The group that makes bites is diligent and careful. They seek consistency and expect greatness from each bite. They build each bite. They see each plate of food as a whole — as a dish. They would be unhappy to be left with a plate of leftover rice because they would be dissatisfied with the flavour of a single component without it’s compatriots. They would be unhappy to be left with a place of leftover rice because this would indicate that they have failed.
The group that does not build bites is reckless and free. Irrespective of their interest in the culinary arts, they fail to restrain themselves from going all in — eating whatever they see without intention. They do not plan and have no rules — a plate of leftover rice is neither a failure, nor a nuisance. It is rice.
The Stanford Marshmallow experiment showed that children who were able to withstand their desire to eat a marshmallow for long enough were more successful in almost every aspect of their lives. Those who could not had dismal futures.

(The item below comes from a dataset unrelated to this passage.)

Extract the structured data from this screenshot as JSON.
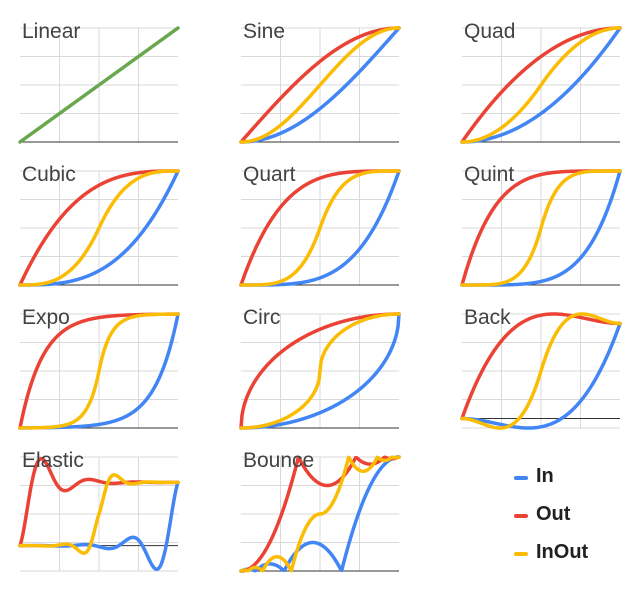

I propose that we would find the same drastic differences between groups when studying those who make bites and those who do not.
I do not make bites.
I fantasise about making bites the way I see my careful friends do. I envy their dedication and wish the same rules that reigned in their minds had any place in mine. But, they don’t.
I scarf down food like it is a sport. I am happy to eat even the most unappetising leftovers (e.g., raw onions, wilted iceberg lettuce, days-old bread) by themselves if I’ve run out of the rest of the dish. I am undiscerning.
I am undiscerning, but I am also free.
My life has no rules; my plate has no rules. There is nothing holding me back from creating a unique bite each and every time. I don’t mind the failures; I barely notice the successes.
Food is a meditation; I truly do not think.